Rainer Schmarrn packt aus

„Ich habe Informationen, da werden euch die Gesichtszüge entgleisen“, so wörtlich ein Informant, der in diesem Artikel zum Schutz seiner Identität unter dem Alias Rainer Schmarrn geführt wird. Es gebe laut seiner Aussage dringlichen Grund zur Annahme, dass die DB seit jeher in einen Komplott mit einer vermeintlichen Wetterlobby verwickelt sei, die aus dem Verborgenen heraus agiere und wesentlichen Einfluss auf den Bahnverkehr nehme. Er verwies dazu auf eine evidente Korrelation zwischen lokalen Wetterereignissen und sogenannten Verzögerungen im Betriebsablauf, die nicht wegzudiskutieren sei. Und tatsächlich: Im Zuge dessen angestellte Recherchen von Schreiberling bestätigten Schmarrns Angaben. Man glich Wetterdaten mit Pressemitteilungen der Deutschen Bahn ab, die ausschließlich im Kontext von Zugausfällen und -verspätungen standen. Die Auswertung zeigte eine frappierende Deckungsgleichheit beider Faktoren.
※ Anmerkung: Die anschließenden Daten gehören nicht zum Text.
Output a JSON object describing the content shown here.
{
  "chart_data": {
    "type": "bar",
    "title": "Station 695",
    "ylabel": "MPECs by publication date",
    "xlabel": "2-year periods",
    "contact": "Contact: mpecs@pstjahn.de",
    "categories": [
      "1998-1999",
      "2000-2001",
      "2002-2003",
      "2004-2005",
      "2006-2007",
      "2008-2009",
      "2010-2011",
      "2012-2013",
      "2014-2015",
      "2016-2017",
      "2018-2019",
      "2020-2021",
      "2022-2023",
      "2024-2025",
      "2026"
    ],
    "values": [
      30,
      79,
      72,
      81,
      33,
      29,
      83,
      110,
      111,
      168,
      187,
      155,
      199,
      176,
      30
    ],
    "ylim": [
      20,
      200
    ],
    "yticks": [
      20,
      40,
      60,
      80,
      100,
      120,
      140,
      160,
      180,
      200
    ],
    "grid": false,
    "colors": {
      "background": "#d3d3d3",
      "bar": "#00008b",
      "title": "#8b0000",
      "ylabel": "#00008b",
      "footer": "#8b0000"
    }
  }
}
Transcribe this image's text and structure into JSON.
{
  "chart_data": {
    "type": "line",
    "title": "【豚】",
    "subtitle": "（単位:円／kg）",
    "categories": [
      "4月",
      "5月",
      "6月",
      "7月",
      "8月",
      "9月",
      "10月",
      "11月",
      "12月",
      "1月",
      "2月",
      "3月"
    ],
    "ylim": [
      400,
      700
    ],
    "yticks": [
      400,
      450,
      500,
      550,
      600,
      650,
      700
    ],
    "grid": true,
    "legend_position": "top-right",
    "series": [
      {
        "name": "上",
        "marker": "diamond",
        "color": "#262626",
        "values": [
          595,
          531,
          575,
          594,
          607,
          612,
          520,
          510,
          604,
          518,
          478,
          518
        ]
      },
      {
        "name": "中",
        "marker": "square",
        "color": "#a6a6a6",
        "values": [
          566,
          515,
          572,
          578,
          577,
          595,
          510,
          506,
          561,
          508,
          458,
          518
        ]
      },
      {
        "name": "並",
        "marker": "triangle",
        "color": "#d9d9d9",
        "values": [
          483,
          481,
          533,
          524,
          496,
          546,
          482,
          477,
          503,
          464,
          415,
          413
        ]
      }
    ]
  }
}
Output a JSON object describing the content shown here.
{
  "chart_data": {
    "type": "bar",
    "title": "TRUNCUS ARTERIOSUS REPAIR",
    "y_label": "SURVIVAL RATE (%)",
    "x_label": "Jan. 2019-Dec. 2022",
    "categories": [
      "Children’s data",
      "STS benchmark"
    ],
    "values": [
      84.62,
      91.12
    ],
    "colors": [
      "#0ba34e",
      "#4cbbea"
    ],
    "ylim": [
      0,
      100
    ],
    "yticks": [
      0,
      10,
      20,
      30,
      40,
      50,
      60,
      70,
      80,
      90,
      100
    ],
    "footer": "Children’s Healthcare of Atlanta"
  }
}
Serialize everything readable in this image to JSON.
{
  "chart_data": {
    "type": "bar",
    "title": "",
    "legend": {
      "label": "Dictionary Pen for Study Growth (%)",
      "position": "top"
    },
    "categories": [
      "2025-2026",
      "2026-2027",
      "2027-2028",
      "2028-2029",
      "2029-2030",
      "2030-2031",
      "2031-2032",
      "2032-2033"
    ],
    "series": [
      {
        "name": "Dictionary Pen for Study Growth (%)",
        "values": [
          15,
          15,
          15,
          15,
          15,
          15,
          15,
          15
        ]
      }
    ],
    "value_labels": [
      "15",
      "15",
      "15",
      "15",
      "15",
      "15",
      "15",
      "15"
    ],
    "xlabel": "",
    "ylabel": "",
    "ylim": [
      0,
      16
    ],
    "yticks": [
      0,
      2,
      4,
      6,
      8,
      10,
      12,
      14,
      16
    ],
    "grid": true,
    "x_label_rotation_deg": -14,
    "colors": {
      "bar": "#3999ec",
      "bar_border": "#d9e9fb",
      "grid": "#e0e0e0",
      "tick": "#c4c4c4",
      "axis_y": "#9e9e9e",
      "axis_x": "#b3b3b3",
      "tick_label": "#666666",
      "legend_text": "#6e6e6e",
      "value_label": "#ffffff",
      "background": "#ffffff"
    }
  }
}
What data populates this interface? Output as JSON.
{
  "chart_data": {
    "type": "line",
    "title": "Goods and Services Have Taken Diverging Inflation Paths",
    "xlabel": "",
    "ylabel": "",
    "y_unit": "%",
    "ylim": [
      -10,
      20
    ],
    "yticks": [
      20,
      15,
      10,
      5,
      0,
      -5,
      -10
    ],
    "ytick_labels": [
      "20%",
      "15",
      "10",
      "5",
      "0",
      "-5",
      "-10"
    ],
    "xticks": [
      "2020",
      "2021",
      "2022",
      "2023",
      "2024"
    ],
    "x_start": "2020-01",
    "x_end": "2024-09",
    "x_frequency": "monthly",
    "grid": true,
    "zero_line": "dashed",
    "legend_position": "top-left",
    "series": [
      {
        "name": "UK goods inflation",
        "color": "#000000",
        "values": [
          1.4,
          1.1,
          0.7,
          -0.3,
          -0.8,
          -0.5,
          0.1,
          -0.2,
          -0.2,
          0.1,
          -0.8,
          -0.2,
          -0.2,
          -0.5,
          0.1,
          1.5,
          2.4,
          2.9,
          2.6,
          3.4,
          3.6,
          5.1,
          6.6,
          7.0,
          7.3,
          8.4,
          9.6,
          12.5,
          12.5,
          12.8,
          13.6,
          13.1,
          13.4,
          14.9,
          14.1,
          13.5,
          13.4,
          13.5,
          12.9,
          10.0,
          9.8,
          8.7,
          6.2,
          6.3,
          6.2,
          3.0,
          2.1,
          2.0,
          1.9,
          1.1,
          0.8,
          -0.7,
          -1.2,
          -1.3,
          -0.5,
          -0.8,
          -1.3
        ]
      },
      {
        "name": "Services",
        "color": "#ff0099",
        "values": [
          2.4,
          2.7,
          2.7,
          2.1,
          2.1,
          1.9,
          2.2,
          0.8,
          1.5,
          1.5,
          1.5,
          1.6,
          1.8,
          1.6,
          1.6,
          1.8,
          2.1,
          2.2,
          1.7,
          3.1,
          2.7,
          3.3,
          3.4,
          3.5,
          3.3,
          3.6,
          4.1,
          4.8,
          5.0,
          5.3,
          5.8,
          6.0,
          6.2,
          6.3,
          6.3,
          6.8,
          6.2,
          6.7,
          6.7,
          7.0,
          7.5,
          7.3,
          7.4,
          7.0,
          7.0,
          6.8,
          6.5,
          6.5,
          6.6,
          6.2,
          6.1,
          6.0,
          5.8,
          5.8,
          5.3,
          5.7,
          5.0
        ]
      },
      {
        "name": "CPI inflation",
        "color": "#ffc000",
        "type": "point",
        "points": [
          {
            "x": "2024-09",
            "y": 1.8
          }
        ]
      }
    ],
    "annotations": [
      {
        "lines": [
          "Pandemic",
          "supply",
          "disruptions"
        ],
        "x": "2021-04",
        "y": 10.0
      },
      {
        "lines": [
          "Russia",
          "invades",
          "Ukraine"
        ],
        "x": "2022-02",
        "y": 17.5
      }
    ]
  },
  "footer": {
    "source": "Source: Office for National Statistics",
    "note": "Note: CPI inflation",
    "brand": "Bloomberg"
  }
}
Als der Schreiberling die Deutsche Bahn mit diesen Ergebnissen konfrontierte, räumte man seitens des Konzerns ein, dass gewisse Starkwetterereignisse den Zugverkehr de facto beeinträchtigen können, was bedauerlich sei. Man habe allerdings auf das Wetter per se keinen Einfluss. Auf die Frage, ob die DB Kenntnis von einer wirtschaftlichen Interessenvertretung des Wetters hätte und wenn ja, in wieweit man Geschäftsbeziehungen zur selbigen pflege, reagierte die Bahn verdächtig reserviert und verwies auf eine schriftliche Stellungnahme, die noch am selben Tag in unserer Redaktion eingegangen war:

„Die Deutsche Bahn AG bezweifelt die Existenz einer Lobby, welche die Interessen des Wetters vertritt und weist daher sämtliche Vorwürfe entschieden zurück, in eine irgendwie geartete Geschäftsbeziehung mit Mitarbeiter:innen einer angeblichen Wetterlobby involviert zu sein. Daher werden zu diesem Thema keine weiteren Angaben gemacht und es wird darum gebeten, künftig von derartigen Anfragen abzusehen.“

Schreiberling lässt nicht locker – rhetorisch brillanter Schmarrn

Doch Schreiberling stellte davon unbeeindruckt weitere Nachforschungen mit Aufsehen erregenden Ergebnissen an: In der Nähe des Hannover Hbf gelang es, in einem riskanten Manöver eine Aufnahme von einem unscheinbaren Fahrzeug zu machen, dessen Heck die ebenso unscheinbare Aufschrift „Winterdienst“ zierte. Es wurde blitzschnell geschlussfolgert: Winter hat mit Wetter zu tun! Damit verdichteten sich die Hinweise auf eine mysteriöse Schattengesellschaft und dieser Verdacht erhärtete sich noch am Abend, als plötzlich und unerwartet der Winter einbrach. Es drängte sich die Frage auf, wie in aller Welt der Winterdienst davon gewusst haben konnte. Die einzig mögliche Erklärung war, dass der Winterdienst Zugang zu geheimen Informationen in Bezug auf Wetterveränderungen haben musste.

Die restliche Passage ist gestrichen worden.